Soph Hon Eng
The Condition of Happiness
Thomas Szasz once said, “Happiness is an imaginary condition, formerly often attributed by the living to the dead, now usually attributed by adults to children and by children to adults.” Though this was said in 1996, it is still true 17 years later. Happiness is in fact real although, groups of people tend to view other groups of people as more happy, such as Szasz’ example of children to adults. As I myself am still slightly within childhood I can atest to Szasz’ point, using my more extreme view of adulthood from when I was younger. As a child it is often easy to think that adults are more happy, considering in a childs mind an adult can do whatever they please (most importantly in a child’s mind going to bed whenever they please).
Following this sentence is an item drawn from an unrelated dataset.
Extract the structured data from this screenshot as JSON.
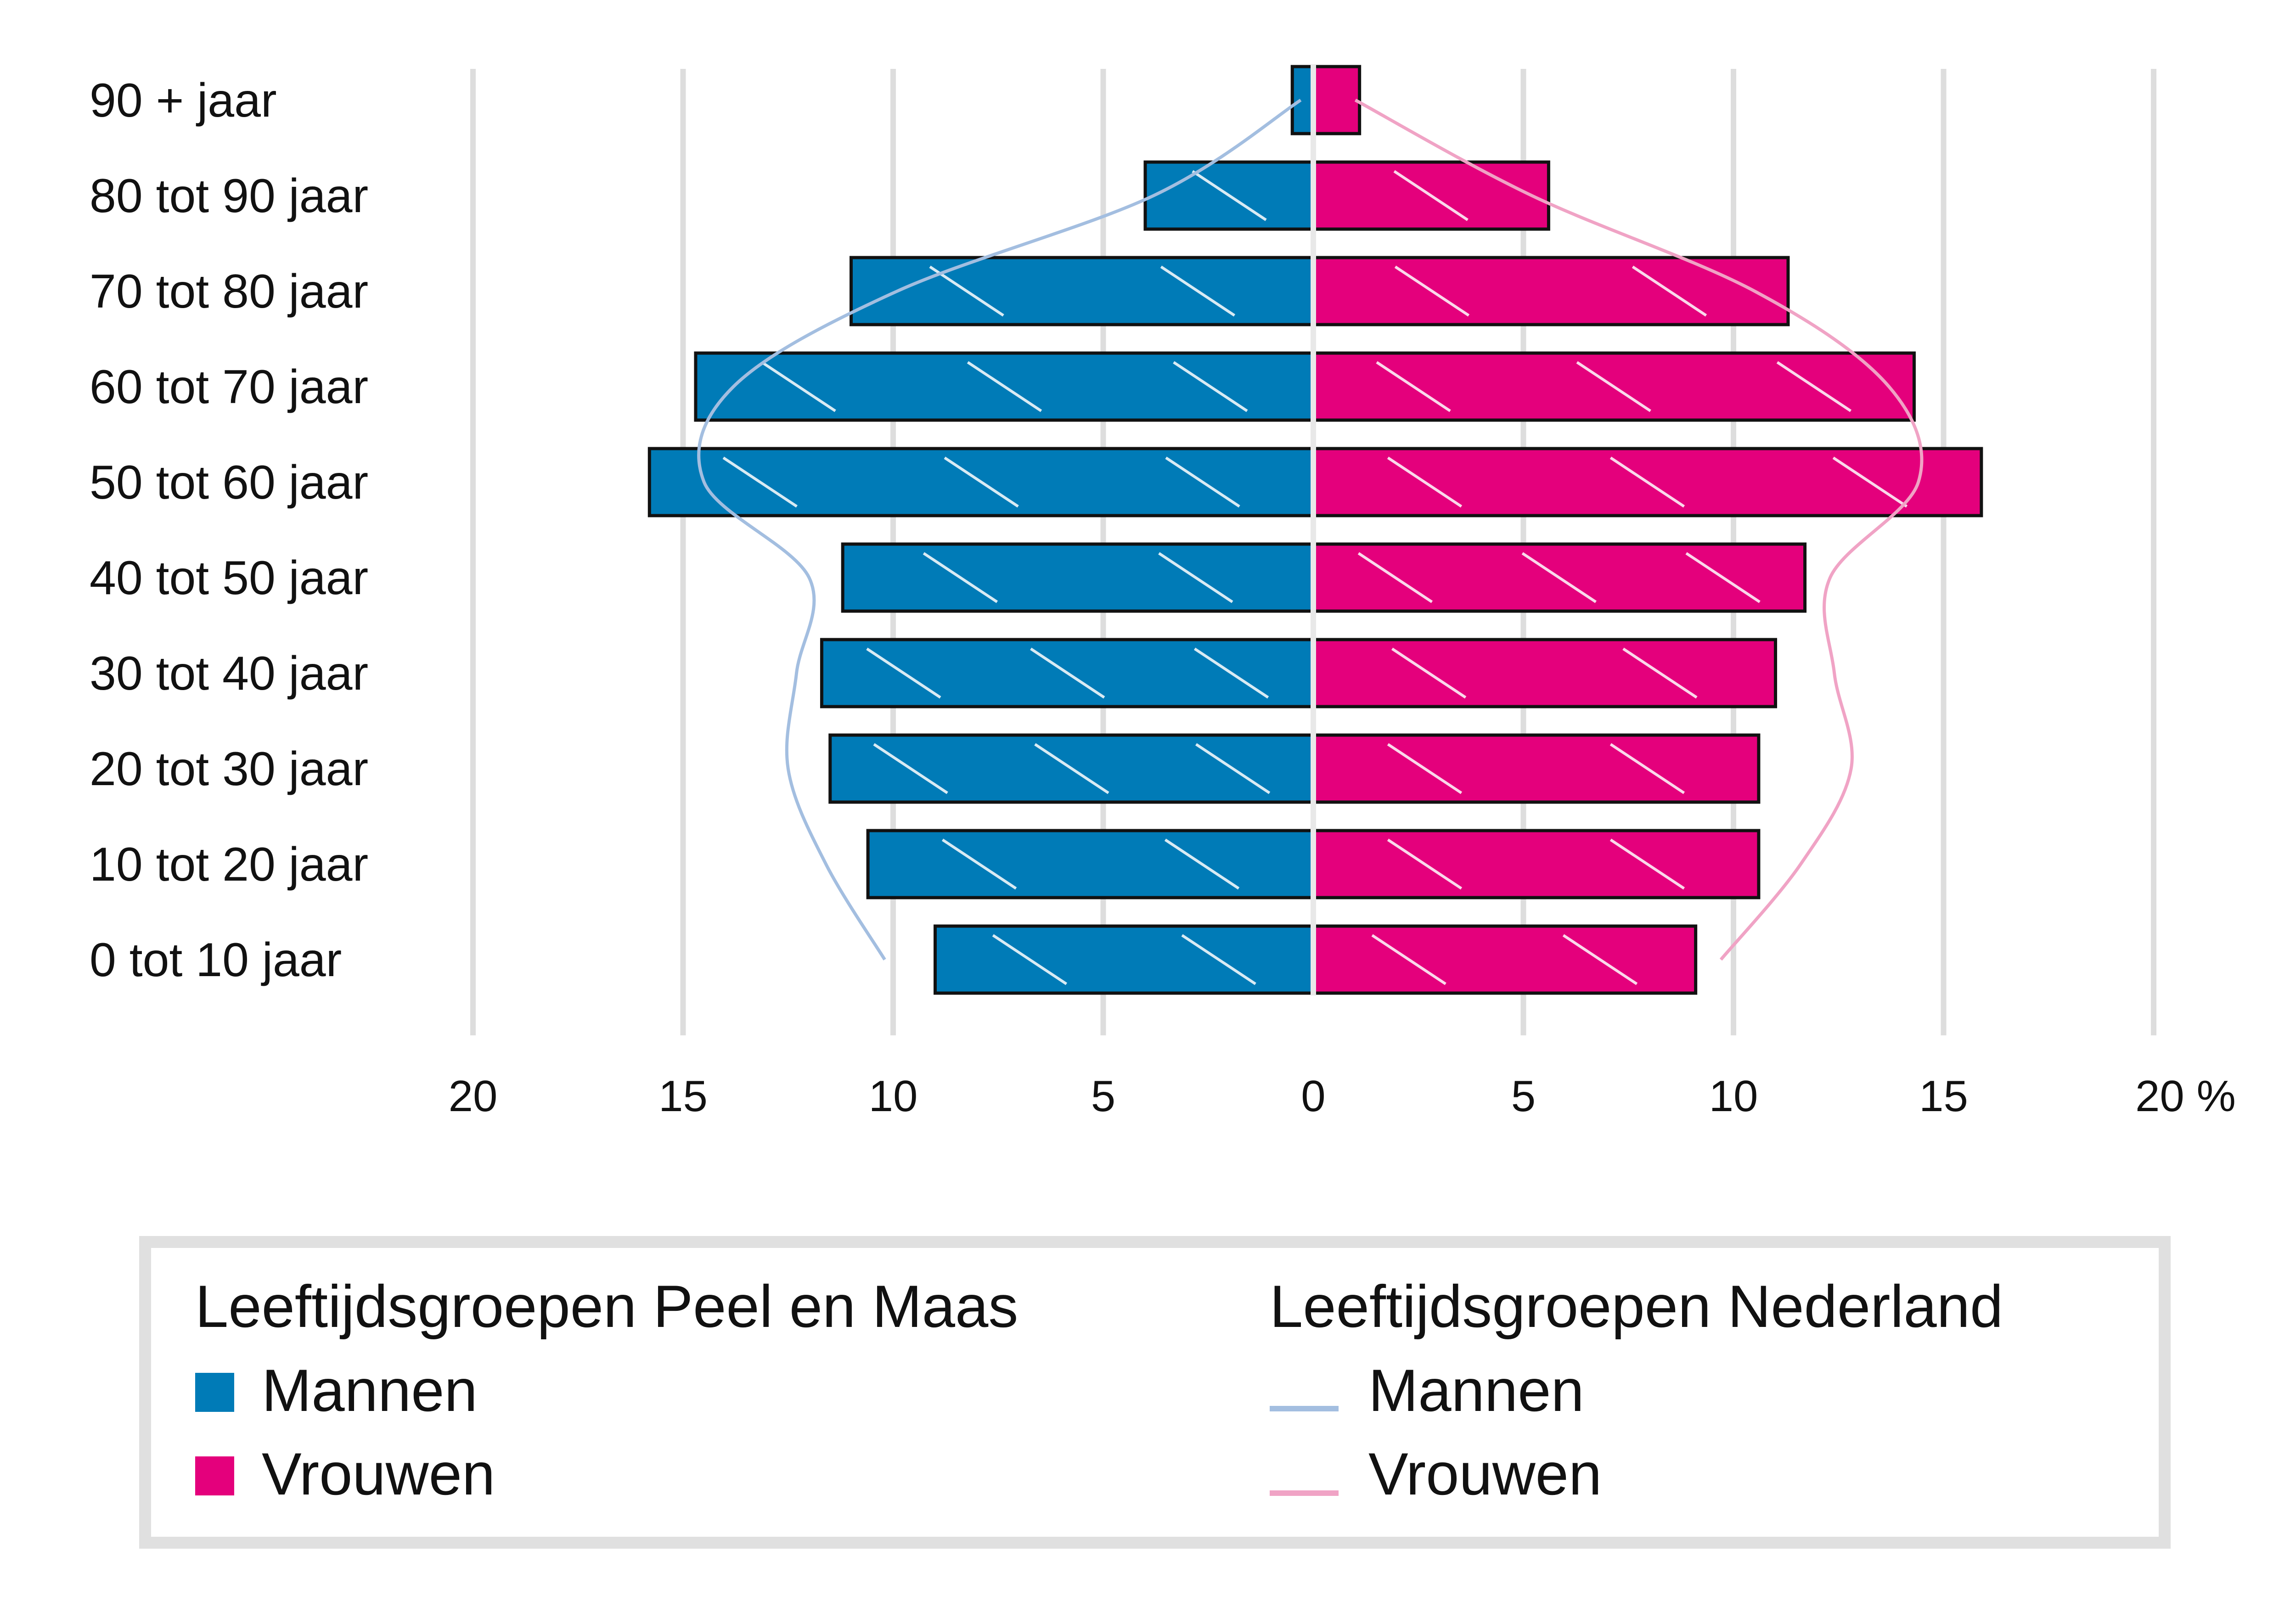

As for Szasz’ reference to adults attributing happiness with childhood it can be easily seen. Because of my age I am in between adulthood and childhood and that makes it easier to see both sides. Even now I have started to attribute happiness with childhood. In childhood one has less responsibility and therefore, in an adult’s mind, a child is happier. Both groups of people romanticize what the other has because they themselves do not have it. Often adults forget the utter lack of control children have in their lives and children simply do not understand the kind of responsibility that adults have. Because both parties are ignorant to the plights of the other it becomes easy to view the other as happier. When, in reality, if both parties could balance the others perspective then they would find that neither is really happier than the other. So, then they may be able to find more happiness within their own lives. Happiness is only an imagined condition when based upon ignorance.